Speaking in a telephone interview from the United States yesterday, Mongkol said it was an honour for the country to be supported by the former president.
Fine and when the drug companies stop researching or make the drugs because they can't afford to make money to pay for operations, then what is Clinton going to endorse next as a great move? Argue about the price and failed negotiations, but encouraging countries to break patents on American made products is a slap in the face and sets a bad precedent for other American industries.
Via the Guardian
|The US recently added Thailand to its annual priority watch list of nations where American companies face particular problems protecting intellectual property rights.|
Countries on the list are under extra scrutiny and could face trade sanctions if violations worsen.
"We want to explain that it was an unfair punishment," said Mr Mongkol.
He said Thailand's decision had not broken any international or domestic law.
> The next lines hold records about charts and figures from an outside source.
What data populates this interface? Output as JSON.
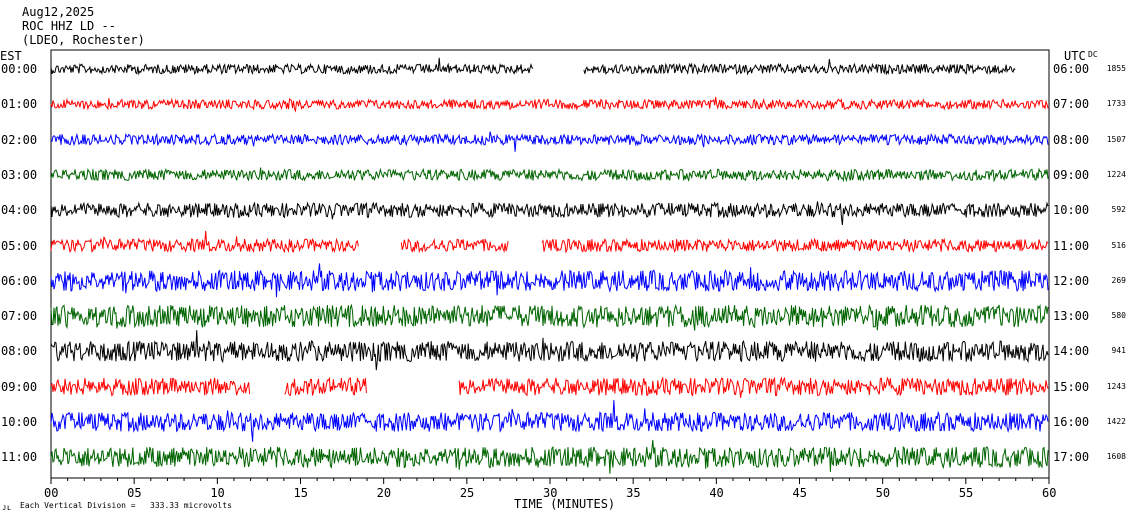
{
  "header": {
    "date": "Aug12,2025",
    "station": "ROC HHZ LD --",
    "network": "(LDEO, Rochester)"
  },
  "left_axis_label": "EST",
  "right_axis_label": "UTC",
  "dc_label": "DC",
  "footer": {
    "mark": "ᴊʟ",
    "scale_text": "Each Vertical Division =",
    "scale_value": "333.33 microvolts"
  },
  "colors": {
    "black": "#000000",
    "red": "#ff0000",
    "blue": "#0000ff",
    "green": "#006400",
    "frame": "#000000"
  },
  "chart_data": {
    "type": "line",
    "title": "",
    "xlabel": "TIME (MINUTES)",
    "ylabel": "",
    "xlim": [
      0,
      60
    ],
    "x_ticks": [
      "00",
      "05",
      "10",
      "15",
      "20",
      "25",
      "30",
      "35",
      "40",
      "45",
      "50",
      "55",
      "60"
    ],
    "rows": [
      {
        "est": "00:00",
        "utc": "06:00",
        "dc": "1855",
        "color": "black",
        "amplitude": 0.6,
        "gaps": [
          [
            29,
            32
          ],
          [
            58,
            60
          ]
        ]
      },
      {
        "est": "01:00",
        "utc": "07:00",
        "dc": "1733",
        "color": "red",
        "amplitude": 0.6,
        "gaps": []
      },
      {
        "est": "02:00",
        "utc": "08:00",
        "dc": "1507",
        "color": "blue",
        "amplitude": 0.65,
        "gaps": []
      },
      {
        "est": "03:00",
        "utc": "09:00",
        "dc": "1224",
        "color": "green",
        "amplitude": 0.7,
        "gaps": []
      },
      {
        "est": "04:00",
        "utc": "10:00",
        "dc": "592",
        "color": "black",
        "amplitude": 0.9,
        "gaps": []
      },
      {
        "est": "05:00",
        "utc": "11:00",
        "dc": "516",
        "color": "red",
        "amplitude": 0.8,
        "gaps": [
          [
            18.5,
            21
          ],
          [
            27.5,
            29.5
          ]
        ]
      },
      {
        "est": "06:00",
        "utc": "12:00",
        "dc": "269",
        "color": "blue",
        "amplitude": 1.3,
        "gaps": []
      },
      {
        "est": "07:00",
        "utc": "13:00",
        "dc": "580",
        "color": "green",
        "amplitude": 1.4,
        "gaps": []
      },
      {
        "est": "08:00",
        "utc": "14:00",
        "dc": "941",
        "color": "black",
        "amplitude": 1.3,
        "gaps": []
      },
      {
        "est": "09:00",
        "utc": "15:00",
        "dc": "1243",
        "color": "red",
        "amplitude": 1.1,
        "gaps": [
          [
            12,
            14
          ],
          [
            19,
            24.5
          ]
        ]
      },
      {
        "est": "10:00",
        "utc": "16:00",
        "dc": "1422",
        "color": "blue",
        "amplitude": 1.2,
        "gaps": []
      },
      {
        "est": "11:00",
        "utc": "17:00",
        "dc": "1608",
        "color": "green",
        "amplitude": 1.3,
        "gaps": []
      }
    ]
  }
}
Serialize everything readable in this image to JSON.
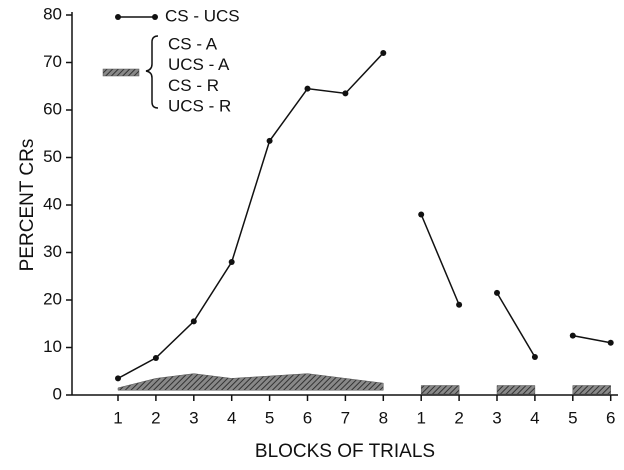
{
  "chart_data": {
    "type": "line",
    "xlabel": "BLOCKS OF TRIALS",
    "ylabel": "PERCENT CRs",
    "categories": [
      "1",
      "2",
      "3",
      "4",
      "5",
      "6",
      "7",
      "8",
      "1",
      "2",
      "3",
      "4",
      "5",
      "6"
    ],
    "groups": [
      8,
      2,
      2,
      2
    ],
    "series": [
      {
        "name": "CS - UCS",
        "color": "#111111",
        "values": [
          3.5,
          7.8,
          15.5,
          28,
          53.5,
          64.5,
          63.5,
          72,
          38,
          19,
          21.5,
          8,
          12.5,
          11
        ]
      },
      {
        "names": [
          "CS - A",
          "UCS - A",
          "CS - R",
          "UCS - R"
        ],
        "color": "#555555",
        "values": [
          1.5,
          3.5,
          4.5,
          3.5,
          4,
          4.5,
          3.5,
          2.5,
          2,
          2,
          2,
          2,
          2,
          2
        ]
      }
    ],
    "ylim": [
      0,
      80
    ],
    "yticks": [
      0,
      10,
      20,
      30,
      40,
      50,
      60,
      70,
      80
    ],
    "grid": false
  }
}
According to World Trade Organisation agreements, governments can issue compulsory drug licenses for non-commercial use in their countries, allowing the manufacture, import and sale of cheaper generic versions of patented drugs in case of a national public health emergency.
How about Thailand and Brazil then pony up the R&D money to cover the costs of making the drugs so when they decide to break patent, the drug companies won't be screwed over so much.